Artifacts APIs vary across deployments. This client supports adapters:

import { MLflowClient, ArtifactAdapters } from "./src/index.js";

const ml = new MLflowClient({
url: "https://host/api/2.0/mlflow",
artifacts: {
type: "mlflow-artifacts",
url: "https://host/api/2.0/mlflow-artifacts"
}
});

// upload bytes
const data = new TextEncoder().encode("hello world");
await ml.artifacts.uploadBytes(runId, "notes/hello.txt", data, { contentType: "text/plain" });

// list
const list = await ml.artifacts.list(runId, "notes");

// download
const text = await ml.artifacts.downloadText(runId, "notes/hello.txt");

If your server errors with 415 Unsupported Media Type, switch to a multipart/form-data upload in your adapter (behavior differs by vendor/version).
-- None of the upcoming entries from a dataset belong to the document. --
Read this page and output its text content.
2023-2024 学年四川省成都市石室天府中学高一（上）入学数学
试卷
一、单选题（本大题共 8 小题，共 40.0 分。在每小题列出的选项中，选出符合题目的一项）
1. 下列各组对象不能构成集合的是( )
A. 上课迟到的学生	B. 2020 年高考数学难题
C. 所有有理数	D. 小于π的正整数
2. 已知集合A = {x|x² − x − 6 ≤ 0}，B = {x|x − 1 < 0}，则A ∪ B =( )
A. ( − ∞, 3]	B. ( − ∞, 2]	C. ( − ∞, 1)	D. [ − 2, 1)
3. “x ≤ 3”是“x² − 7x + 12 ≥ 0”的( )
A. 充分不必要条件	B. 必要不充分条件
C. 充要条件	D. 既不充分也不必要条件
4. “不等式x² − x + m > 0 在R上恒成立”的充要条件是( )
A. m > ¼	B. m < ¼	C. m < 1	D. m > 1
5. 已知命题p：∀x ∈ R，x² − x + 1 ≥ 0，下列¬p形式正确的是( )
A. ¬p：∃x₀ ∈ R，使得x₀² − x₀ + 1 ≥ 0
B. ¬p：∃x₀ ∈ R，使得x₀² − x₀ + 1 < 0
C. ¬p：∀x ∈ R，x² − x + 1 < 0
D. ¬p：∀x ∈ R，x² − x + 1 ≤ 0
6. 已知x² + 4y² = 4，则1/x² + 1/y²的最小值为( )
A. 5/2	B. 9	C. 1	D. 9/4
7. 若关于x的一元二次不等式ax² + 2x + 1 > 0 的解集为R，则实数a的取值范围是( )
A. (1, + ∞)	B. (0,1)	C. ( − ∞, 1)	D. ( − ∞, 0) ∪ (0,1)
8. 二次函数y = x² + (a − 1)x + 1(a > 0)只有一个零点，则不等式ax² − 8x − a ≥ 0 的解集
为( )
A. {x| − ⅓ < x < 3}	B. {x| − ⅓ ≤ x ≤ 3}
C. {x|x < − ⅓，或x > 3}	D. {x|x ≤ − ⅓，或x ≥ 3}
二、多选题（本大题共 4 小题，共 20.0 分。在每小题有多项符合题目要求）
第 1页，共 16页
You can also implement a custom adapter:

class MyAdapter {
constructor(http) { this.http = http; }
uploadBytes(run_id, path, bytes) { /* ... */ }
list(run_id, path) { /* ... */ }
downloadText(run_id, path) { /* ... */ }
}

API surface

class MLflowClient {
constructor(opts: {
url: string; token?: string; username?: string; password?: string;
http?: { timeoutMs?: number; maxRetries?: number };
artifacts?: { type: 'mlflow-artifacts'|'databricks'|'custom'; url?: string; adapter?: any; }
});
experiments: ExperimentsAPI;
runs: RunsAPI;
artifacts: ArtifactsAdapter;
endRun(run_id: string, status?: 'FINISHED'|'FAILED'|'KILLED'): Promise<any>;
}

class ExperimentsAPI {
getByName(name: string): Promise<{ experiment?: { experiment_id: string } }>;
ensure(name: string): Promise<string>;
create(opts: { name: string; artifact_location?: string; tags?: Array<{key:string,value:string}> }): Promise<{ experiment_id: string }>;
get(experiment_id: string): Promise<any>;
setTag(experiment_id: string, key: string, value: string): Promise<any>;
list(opts?: { view_type?: 'ACTIVE_ONLY'|'DELETED_ONLY'|'ALL'; max_results?: number; page_token?: string }): Promise<any>;
delete(experiment_id: string): Promise<any>;
restore(experiment_id: string): Promise<any>;
}

class RunsAPI {
create(opts: { experiment_id: string; run_name?: string; tags?: Array<{key:string,value:string}>; start_time?: number }): Promise<{ run: { info: { run_id: string }}} >;
get(run_id: string): Promise<any>;
search(opts?: { experiment_ids?: string[]; filter?: string; order_by?: string[]; max_results?: number; page_token?: string }): Promise<{ runs?: any[] }>;
setTag(run_id: string, key: string, value: string): Promise<any>;
deleteTag(run_id: string, key: string): Promise<any>;
logParam(run_id: string, key: string, value: string): Promise<any>;
logParams(run_id: string, params: Record<string, any>): Promise<any>;
logMetric(run_id: string, key: string, value: number, opts?: { timestamp?: number; step?: number }): Promise<any>;
logMetrics(run_id: string, metrics: Record<string, number>, opts?: { timestamp?: number; step?: number }): Promise<any>;
logBatch(run_id: string, payload: { metrics?: any[]; params?: any[]; tags?: any[] }): Promise<any>;
endRun(run_id: string, status?: 'FINISHED'|'FAILED'|'KILLED', end_time?: number): Promise<any>;
getOrCreateRunByTag(opts: { experiment_id: string; identifierTag: {key:string,value:string}; run_name?: string; extra_tags?: Array<{key:string,value:string}> }): Promise<string>;
}

Notes

  • All methods return raw MLflow responses so you can drill into info, data, etc.
  • Metric keys are sanitized to the MLflow-safe character set.
  • HTTP client retries 429/5xx with exponential backoff.
  • For browsers without btoa, Basic auth falls back to Buffer (Node).